Best Practices for Application-Level Evidence

  1. Capture the full browser window. Auditors want the URL bar and the clock to verify environment and timing. Vera captures both.
  2. Use verifiable timestamps. Vera uses NTP-synced timestamps so evidence proves it was captured inside the window.
  3. Redact at the source. Vera blurs emails and names of uninvolved users, which keeps you aligned with GDPR and CCPA while satisfying SOC 2.
  4. Map to control IDs. Every artifact is labeled with the Trust Services Criteria it supports.
  5. Keep a chain of custody. Vera signs each artifact and traces it to a claim, so nothing rests on a file name.

Frequently Asked Questions About SOC 2 Application Evidence

What application evidence do SOC 2 auditors require?

Proof of role-based access restrictions (CC6.1), change-approval workflows (CC7.2), vulnerability-dashboard review (CC8.1), and application-level security features, with timestamps, URLs, and user context.
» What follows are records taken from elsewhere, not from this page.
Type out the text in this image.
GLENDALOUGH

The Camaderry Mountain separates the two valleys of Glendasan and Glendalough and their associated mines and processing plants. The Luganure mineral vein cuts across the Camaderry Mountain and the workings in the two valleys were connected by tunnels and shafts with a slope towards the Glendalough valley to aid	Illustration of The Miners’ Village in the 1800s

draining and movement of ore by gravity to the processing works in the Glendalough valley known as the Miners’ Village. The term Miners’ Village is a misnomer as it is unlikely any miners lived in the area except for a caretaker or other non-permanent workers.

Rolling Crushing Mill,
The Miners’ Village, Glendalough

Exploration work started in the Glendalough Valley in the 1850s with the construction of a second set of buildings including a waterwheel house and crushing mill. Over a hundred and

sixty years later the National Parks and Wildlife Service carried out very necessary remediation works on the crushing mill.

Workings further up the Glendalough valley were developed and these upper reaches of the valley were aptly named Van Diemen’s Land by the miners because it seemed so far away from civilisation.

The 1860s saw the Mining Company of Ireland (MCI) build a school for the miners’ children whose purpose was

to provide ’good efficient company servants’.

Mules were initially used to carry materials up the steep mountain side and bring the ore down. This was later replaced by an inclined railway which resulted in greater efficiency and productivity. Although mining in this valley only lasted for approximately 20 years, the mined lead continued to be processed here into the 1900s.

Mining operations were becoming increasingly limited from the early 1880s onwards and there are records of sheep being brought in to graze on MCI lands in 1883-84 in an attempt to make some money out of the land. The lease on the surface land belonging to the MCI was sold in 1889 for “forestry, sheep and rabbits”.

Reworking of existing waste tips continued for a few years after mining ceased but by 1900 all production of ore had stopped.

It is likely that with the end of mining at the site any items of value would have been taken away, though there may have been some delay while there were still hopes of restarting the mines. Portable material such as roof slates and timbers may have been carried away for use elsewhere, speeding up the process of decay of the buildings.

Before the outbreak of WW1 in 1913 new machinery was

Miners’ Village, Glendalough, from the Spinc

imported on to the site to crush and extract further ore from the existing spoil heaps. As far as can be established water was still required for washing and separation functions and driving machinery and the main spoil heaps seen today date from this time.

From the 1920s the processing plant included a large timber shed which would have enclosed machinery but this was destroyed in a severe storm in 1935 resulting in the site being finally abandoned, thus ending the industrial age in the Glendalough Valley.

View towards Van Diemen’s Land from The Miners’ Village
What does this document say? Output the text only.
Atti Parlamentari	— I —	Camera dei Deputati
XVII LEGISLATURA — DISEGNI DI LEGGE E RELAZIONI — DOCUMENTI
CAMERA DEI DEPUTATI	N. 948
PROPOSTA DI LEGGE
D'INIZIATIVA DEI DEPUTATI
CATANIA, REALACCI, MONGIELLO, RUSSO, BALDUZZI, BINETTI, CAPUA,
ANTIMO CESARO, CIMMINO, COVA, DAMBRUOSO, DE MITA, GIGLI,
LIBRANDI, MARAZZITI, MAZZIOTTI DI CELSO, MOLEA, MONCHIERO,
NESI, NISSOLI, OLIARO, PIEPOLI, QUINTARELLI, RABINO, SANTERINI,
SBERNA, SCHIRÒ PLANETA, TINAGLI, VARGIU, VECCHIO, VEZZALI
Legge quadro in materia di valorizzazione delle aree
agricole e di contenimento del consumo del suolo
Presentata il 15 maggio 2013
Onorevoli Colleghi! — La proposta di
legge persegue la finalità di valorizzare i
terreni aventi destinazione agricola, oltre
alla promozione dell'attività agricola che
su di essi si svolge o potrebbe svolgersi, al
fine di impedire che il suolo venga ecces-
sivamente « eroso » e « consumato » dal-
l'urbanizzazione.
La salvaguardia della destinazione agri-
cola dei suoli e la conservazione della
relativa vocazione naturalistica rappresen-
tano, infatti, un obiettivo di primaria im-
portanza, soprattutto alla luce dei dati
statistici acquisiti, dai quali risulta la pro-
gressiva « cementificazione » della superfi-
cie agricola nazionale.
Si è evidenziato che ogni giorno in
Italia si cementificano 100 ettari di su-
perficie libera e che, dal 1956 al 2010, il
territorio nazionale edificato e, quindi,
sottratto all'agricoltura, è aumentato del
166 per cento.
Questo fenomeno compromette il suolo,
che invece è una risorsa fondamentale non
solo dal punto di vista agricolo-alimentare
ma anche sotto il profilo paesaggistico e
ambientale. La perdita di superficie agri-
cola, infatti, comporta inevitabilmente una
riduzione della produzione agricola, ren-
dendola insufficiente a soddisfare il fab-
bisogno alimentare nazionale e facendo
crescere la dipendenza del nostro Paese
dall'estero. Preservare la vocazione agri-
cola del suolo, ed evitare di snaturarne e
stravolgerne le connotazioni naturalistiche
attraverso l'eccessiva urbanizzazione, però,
Auditors also want the attestations confirming periodic reviews happened.

Can Drata capture application controls?

No. A dashboard monitors infrastructure via API but cannot log into your application or capture the UI, so these controls stay manual. Vera captures them and files signed packs.

What is the 20% manual gap?

The SOC 2 controls that need application evidence and attestations an API cannot produce: CC6.1 (RBAC), CC7.2 (change management), CC8.1 (vulnerability management), custom internal tools, and periodic reviews.

Do auditors accept Vera's evidence?

Yes. It carries verifiable provenance: NTP-synced timestamps, browser and URL context, tester identity, a DOM snapshot, and a claim-to-evidence chain the auditor can re-derive and verify independently.

How much time does this save?

Vera reduces application-evidence collection from 40 to 80 hours to review time per audit, and keeps the evidence current between audits instead of scrambling before the deadline.


Key Takeaways

  • A dashboard flags the work; Vera does it. She captures the application evidence, chases attestations in Slack, and files signed, traceable packs.
  • The 20% gap is real. Application controls like CC6.1 and CC7.2, plus periodic attestations, are mandatory for a clean SOC 2 Type II report.
  • Auditors want visual proof and a chain of custody, not a bare image or a raw JSON dump.
  • Vera writes your policies from your attested reality and tells you what to fix, so you don't need a $2K to $5K/month consultant.
  • Vera replaces both the platform and the consultant, bringing a typical first year to around $18K versus roughly $85K for the traditional stack.